Au Nouveau-Brunswick, les associations professionnelles sont créées par un texte législatif communément appelé « loi d’intérêt privé ». La procédure à suivre relativement à l’adoption des projets de « loi d’intérêt privé » diffère de celle relative aux projets de « loi d’intérêt public ». Un projet de « loi d’intérêt public » est simplement rédigé et déposé, mais avant qu’un projet de « loi d’intérêt privé » puisse être déposé à l’Assemblée législative, plusieurs étapes doivent être suivies. Un projet de « loi d’intérêt privé » porte sur des questions locales ou d’intérêt privé ou est en faveur ou dans l’intérêt particulier d’une personne ou d’un groupe de personnes, d’une corporation ou d’une municipalité. Par conséquent, avant qu’une faveur d’une telle nature ne soit accordée, l’Assemblée législative doit s’assurer que les mesures législatives en question ne porteront aucun préjudice à d’autres droits ou à d’autres intérêts[49]. Un premier constat s’impose donc : la province du Nouveau-Brunswick, en autorisant la création de ces associations, a l’obligation de s’assurer qu’elles respectent ses obligations linguistiques constitutionnelles et législatives.
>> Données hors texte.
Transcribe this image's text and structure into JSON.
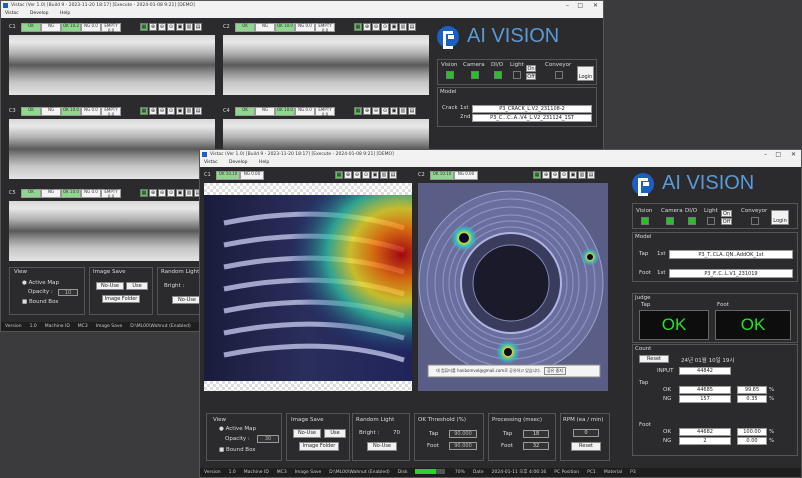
{
  "back": {
    "title": "Vistac (Ver 1.0) [Build 9 - 2023-11-20 18:17] [Execute - 2024-01-08 9:21] [DEMO]",
    "menu": [
      "Vistac",
      "Develop",
      "Help"
    ],
    "cameras": [
      {
        "label": "C1",
        "stats": [
          "OK",
          "NG",
          "OK 10.2",
          "NG 0.0",
          "EMPTY 0.0"
        ]
      },
      {
        "label": "C2",
        "stats": [
          "OK",
          "NG",
          "OK 10.0",
          "NG 0.0",
          "EMPTY 0.0"
        ]
      },
      {
        "label": "C3",
        "stats": [
          "OK",
          "NG",
          "OK 10.0",
          "NG 0.0",
          "EMPTY 0.0"
        ]
      },
      {
        "label": "C4",
        "stats": [
          "OK",
          "NG",
          "OK 10.0",
          "NG 0.0",
          "EMPTY 0.0"
        ]
      },
      {
        "label": "C5",
        "stats": [
          "OK",
          "NG",
          "OK 10.0",
          "NG 0.0",
          "EMPTY 0.0"
        ]
      }
    ],
    "brand": "AI VISION",
    "status_labels": [
      "Vision",
      "Camera",
      "DI/O",
      "Light",
      "Conveyor"
    ],
    "light_on": "On",
    "light_off": "Off",
    "login": "Login",
    "model_title": "Model",
    "crack": "Crack",
    "first": "1st",
    "second": "2nd",
    "model1": "P3_CRACK_L.V2_231108-2",
    "model2": "P3_C...C..A..V4_L.V2_231124_1ST",
    "view": "View",
    "active_map": "Active Map",
    "opacity": "Opacity :",
    "opacity_val": "10",
    "bound_box": "Bound Box",
    "image_save": "Image Save",
    "no_use": "No-Use",
    "use": "Use",
    "image_folder": "Image Folder",
    "random_light": "Random Light",
    "bright": "Bright :",
    "statusbar": [
      "Version",
      "1.0",
      "Machine ID",
      "MC3",
      "Image Save",
      "D:\\ML00\\Wahnut (Enabled)"
    ]
  },
  "front": {
    "title": "Vistac (Ver 1.0) [Build 9 - 2023-11-20 18:17] [Execute - 2024-01-08 9:21] [DEMO]",
    "menu": [
      "Vistac",
      "Develop",
      "Help"
    ],
    "cameras": [
      {
        "label": "C1",
        "stats": [
          "OK 10.10",
          "NG 0.00"
        ]
      },
      {
        "label": "C2",
        "stats": [
          "OK 10.10",
          "NG 0.00"
        ]
      }
    ],
    "brand": "AI VISION",
    "status_labels": [
      "Vision",
      "Camera",
      "DI/O",
      "Light",
      "Conveyor"
    ],
    "light_on": "On",
    "light_off": "Off",
    "login": "Login",
    "model_title": "Model",
    "tap": "Tap",
    "foot": "Foot",
    "first": "1st",
    "model_tap": "P3_T..CLA..QN..AddOK_1st",
    "model_foot": "P3_F..C..L.V1_231019",
    "judge_title": "Judge",
    "judge_tap": "OK",
    "judge_foot": "OK",
    "count_title": "Count",
    "reset": "Reset",
    "count_date": "24년 01월 10일 19시",
    "input_label": "INPUT",
    "input_val": "44842",
    "tap_ok": "44685",
    "tap_ok_pct": "99.65",
    "tap_ng": "157",
    "tap_ng_pct": "0.35",
    "foot_ok": "44682",
    "foot_ok_pct": "100.00",
    "foot_ng": "2",
    "foot_ng_pct": "0.00",
    "ok": "OK",
    "ng": "NG",
    "pct": "%",
    "view": "View",
    "active_map": "Active Map",
    "opacity": "Opacity :",
    "opacity_val": "30",
    "bound_box": "Bound Box",
    "image_save": "Image Save",
    "no_use": "No-Use",
    "use": "Use",
    "image_folder": "Image Folder",
    "random_light": "Random Light",
    "bright": "Bright :",
    "bright_val": "70",
    "ok_threshold": "OK Threshold (%)",
    "th_tap": "90.000",
    "th_foot": "90.000",
    "processing": "Processing (msec)",
    "proc_tap": "18",
    "proc_foot": "32",
    "rpm": "RPM (ea / min)",
    "rpm_val": "0",
    "rpm_reset": "Reset",
    "dialog_text": "대 컴퓨터를 hanbomvol@gmail.com로 공유하고 있습니다.",
    "dialog_btn": "공유 중지",
    "statusbar": [
      "Version",
      "1.0",
      "Machine ID",
      "MC3",
      "Image Save",
      "D:\\ML00\\Wahnut (Enabled)",
      "Disk",
      "70%",
      "Date",
      "2024-01-11 오후 4:06:16",
      "PC Position",
      "PC1",
      "Material",
      "P3"
    ]
  }
}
B – Le rôle de l’association professionnelle
Le projet de « loi d’intérêt privé » a donc, comme son nom l’indique, pour objet de veiller aux intérêts ou aux avantages particuliers d’un individu ou d’un certain nombre d’individus contrairement au projet de « loi d’intérêt public » qui, lui, porte sur une matière ou qui contient des mesures qui touchent l’ensemble de la société. En règle générale, une loi constituant une association professionnelle est à l’avantage de ses membres. Toutefois, si ces lois confèrent un pouvoir de gestion concernant l’administration interne des associations professionnelles, elles ont également pour effet de réglementer les rapports qu’elles ont avec la société.
Le législateur doit donc s’assurer, en créant ces associations, de retenir un certain contrôle sur leurs activités. Ce contrôle peut s’exercer de différentes manières :
- le lieutenant-gouverneur en conseil ou un ministre peut, par exemple, nommer un ou plusieurs membres du conseil d’administration chargé des affaires de l’association;
- il peut être prévu que les règlements adoptés par l’association seront approuvés par le lieutenant-gouverneur en conseil;
- le lieutenant-gouverneur en conseil peut se réserver la faculté de révoquer ou d’abroger la réglementation adoptée par l’association;
- la loi peut contenir des dispositions détaillées relatives aux conditions d’admission des membres, auxquelles l’association peut ajouter des conditions spécifiques;
- le législateur peut prévoir la nécessité de publier dans la Gazette royale les règlements adoptés par l’association.
Je n’ai pas l’intention d’analyser de façon détaillée tous les pouvoirs que le législateur a accordés à chacune des associations professionnelles de la province. Je peux, cependant, affirmer que le pouvoir de réglementation attribué habituellement à ces associations s’articule généralement autour de l’administration interne, des conditions d’admission à la profession et de la réglementation de la profession elle-même. L’association professionnelle a le pouvoir de délivrer des permis pour l’exercice d’une profession, d’établir des normes académiques et de compétence, de fixer la procédure d’admission, d’exercer la discipline et d’adopter les principes d’éthique professionnelle. Elle peut également établir les règles concernant les assemblées de ses membres, les modalités d’élection de ses dirigeants, la création de comités internes, le montant de la cotisation des membres, etc. Le conseil d’administration de l’association, quant à lui, est généralement investi du pouvoir de réglementation. Le règlement, une fois finalisé, doit par la suite être approuvé par les membres réunis en assemblée générale.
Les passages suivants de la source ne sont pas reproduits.